Before running the MLA analysis I needed to trust the profiling setup. I benchmarked FlashInfer against Triton attention kernels on Llama-3-8B GQA, a well-studied configuration where the performance gap is known. If my numbers match the literature, the methodology is sound.

In decode (memory-bound), FlashInfer peaks at 2,987 GB/s (89% of H100's 3.35 TB/s HBM bandwidth). Triton peaks at 2,669 GB/s (80%). The gap narrows from 2× at bs=1 to 1.12× at bs=256 as launch overhead becomes negligible relative to streaming KV reads.
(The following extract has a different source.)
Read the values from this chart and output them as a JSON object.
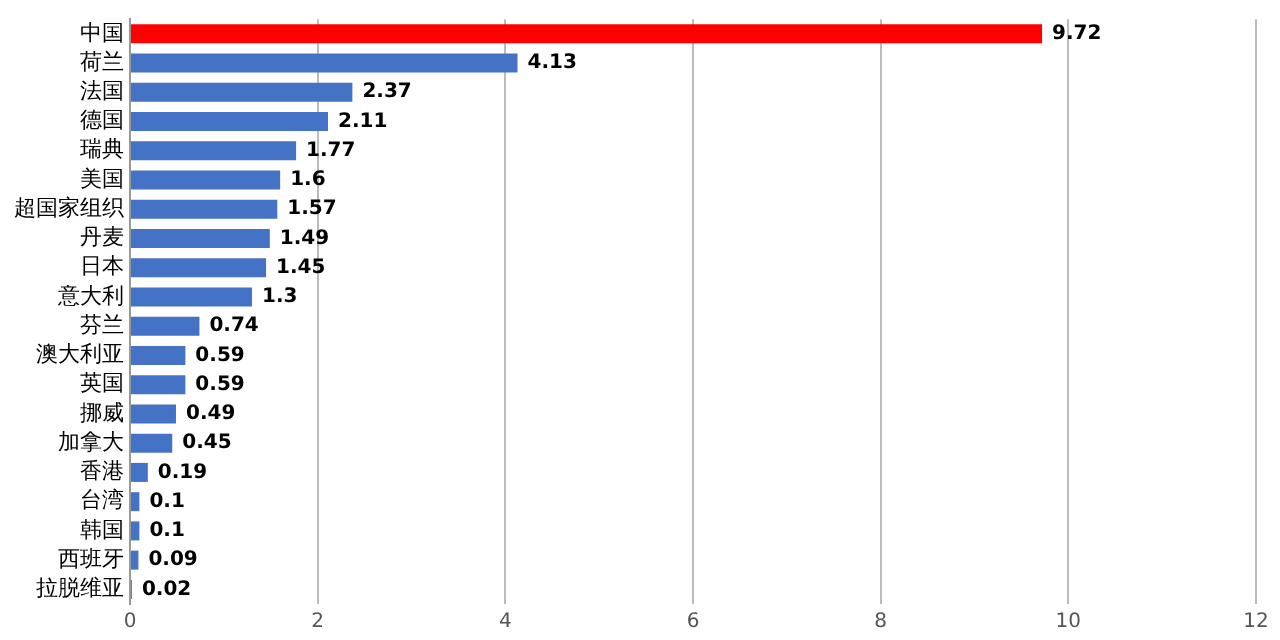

These numbers reproduce known results.

In prefill (compute-bound), FlashInfer peaks at 552 TFLOPS (56% of 990T peak) while Triton peaks at 209 TFLOPS (21%). The 2.6× gap is consistent across all configurations and widens with sequence length.

NCU root causes

NCU profiling reveals three root causes, none obvious from timing alone.
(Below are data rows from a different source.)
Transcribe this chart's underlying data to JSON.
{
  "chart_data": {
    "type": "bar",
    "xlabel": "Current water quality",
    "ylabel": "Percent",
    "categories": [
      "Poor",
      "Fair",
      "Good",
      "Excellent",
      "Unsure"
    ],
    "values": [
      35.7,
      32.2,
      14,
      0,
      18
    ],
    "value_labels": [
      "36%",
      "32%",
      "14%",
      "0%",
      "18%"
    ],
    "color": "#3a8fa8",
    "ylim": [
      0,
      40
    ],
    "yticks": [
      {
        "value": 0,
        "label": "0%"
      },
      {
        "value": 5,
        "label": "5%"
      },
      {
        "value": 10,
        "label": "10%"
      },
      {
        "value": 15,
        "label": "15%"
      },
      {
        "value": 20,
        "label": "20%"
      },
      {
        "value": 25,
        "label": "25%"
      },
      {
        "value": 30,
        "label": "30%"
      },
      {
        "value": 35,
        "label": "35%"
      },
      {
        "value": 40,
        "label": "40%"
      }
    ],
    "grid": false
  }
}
First: TMA vs global loads. A naive reading of NCU's L1 sector counters gives FlashInfer a 97% L1 hit rate and Triton 0.1%. This is misleading. FlashInfer's Hopper kernel uses TMA (Tensor Memory Accelerator), a dedicated hardware unit that copies data directly from HBM/L2 into shared memory, bypassing L1 entirely. The 108K L1 sectors in FlashInfer are residual metadata accesses, not QKV data. TMA is not "better caching"; it's a different hardware data path that Triton's compiler cannot generate.

Second: the occupancy paradox. FlashInfer uses 183 registers per thread (2.4× Triton's 76), yielding only 12.2% active warps versus 35.4%. Yet FlashInfer achieves 84% DRAM throughput versus 76%. Fewer warps, more bandwidth. For bandwidth-bound kernels, memory access pattern quality matters more than occupancy. FlashInfer's fused design with coalesced, pipelined accesses extracts more bandwidth per warp than Triton's higher-occupancy two-phase approach.
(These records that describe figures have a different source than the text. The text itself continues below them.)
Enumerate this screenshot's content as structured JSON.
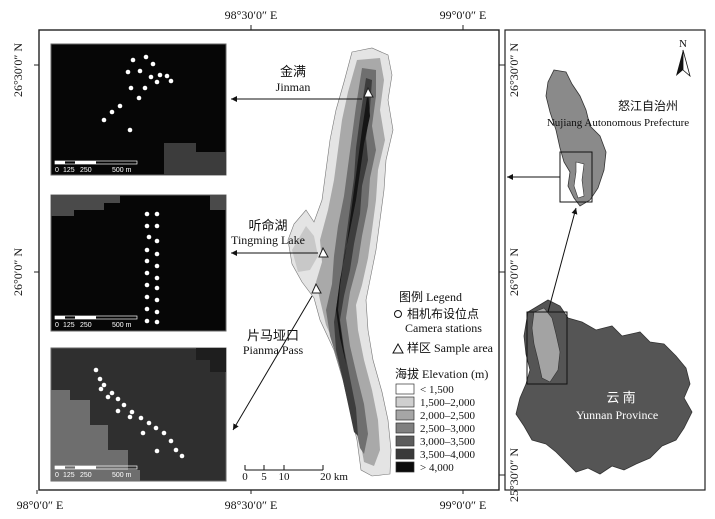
{
  "coords": {
    "top": [
      "98°30′0″ E",
      "99°0′0″ E"
    ],
    "bottom": [
      "98°0′0″ E",
      "98°30′0″ E",
      "99°0′0″ E"
    ],
    "left": [
      "26°30′0″ N",
      "26°0′0″ N"
    ],
    "right": [
      "26°30′0″ N",
      "26°0′0″ N",
      "25°30′0″ N"
    ]
  },
  "sites": {
    "jinman_cn": "金满",
    "jinman_en": "Jinman",
    "tingming_cn": "听命湖",
    "tingming_en": "Tingming Lake",
    "pianma_cn": "片马垭口",
    "pianma_en": "Pianma Pass"
  },
  "insets": {
    "scale_labels": [
      "0",
      "125",
      "250",
      "500 m"
    ],
    "stations_inset1": 17,
    "stations_inset2": 20,
    "stations_inset3": 20
  },
  "legend": {
    "title": "图例 Legend",
    "camera_cn": "相机布设位点",
    "camera_en": "Camera stations",
    "sample": "样区 Sample area",
    "elevation_title": "海拔 Elevation (m)",
    "classes": [
      {
        "label": "< 1,500",
        "color": "#ffffff"
      },
      {
        "label": "1,500–2,000",
        "color": "#cfcfcf"
      },
      {
        "label": "2,000–2,500",
        "color": "#a6a6a6"
      },
      {
        "label": "2,500–3,000",
        "color": "#808080"
      },
      {
        "label": "3,000–3,500",
        "color": "#5c5c5c"
      },
      {
        "label": "3,500–4,000",
        "color": "#3a3a3a"
      },
      {
        "label": "> 4,000",
        "color": "#0b0b0b"
      }
    ]
  },
  "scalebar": {
    "labels": [
      "0",
      "5",
      "10",
      "20 km"
    ]
  },
  "regions": {
    "nujiang_cn": "怒江自治州",
    "nujiang_en": "Nujiang Autonomous Prefecture",
    "yunnan_cn": "云 南",
    "yunnan_en": "Yunnan Province"
  },
  "north": "N"
}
Third: cooperative grid launch. FlashInfer launches exactly 132 thread blocks (one per SM) using CUDA cooperative launch semantics. Triton launches 2,048 blocks in multiple waves. Each wave evicts the previous wave's L2 residency, explaining the 14-point L2 hit rate gap (86.4% vs 72.0%).

MLA's KV compression cuts attention memory traffic 7× and makes the attention kernel faster. But optimizing one component reveals a hidden cost: reconstruction GEMMs that were negligible under standard MHA become the dominant bottleneck under MLA. At bs=1, reconstruction is 61% of attention-layer time. This is a fixed per-token cost that doesn't show up in attention-only benchmarks.

INT4 quantization is the obvious fix, and the quality story is good: reconstruction weights tolerate INT4 with minimal degradation (+0.051 PPL). But the performance story is inverted: INT4 is slower, not faster, for two reasons: the weights are small enough to live in L2 cache (so HBM savings are irrelevant), and dequantization shifts the INT4 kernel from memory-bound to compute-bound (so the freed bandwidth headroom gets consumed). The roofline fails on both assumptions simultaneously.

More generally, optimizations that reduce data movement can shift workloads into regimes where cache hierarchy, not raw bandwidth, determines performance. MLA reconstruction on H100 is a concrete instance of this.

What's next

• CUDA-native INT8 tensor core kernel for reconstruction: bypasses the FP16 dequant path entirely and uses native low-precision MMA.
• Cross-layer weight fusion: fusing reconstruction across multiple layers so the combined weight set exceeds L2 capacity, restoring the roofline prediction.
• Production serving measurement: profiling reconstruction under real L2 pressure from concurrent FFN GEMMs and multi-tenant batching, where the cache barrier may weaken.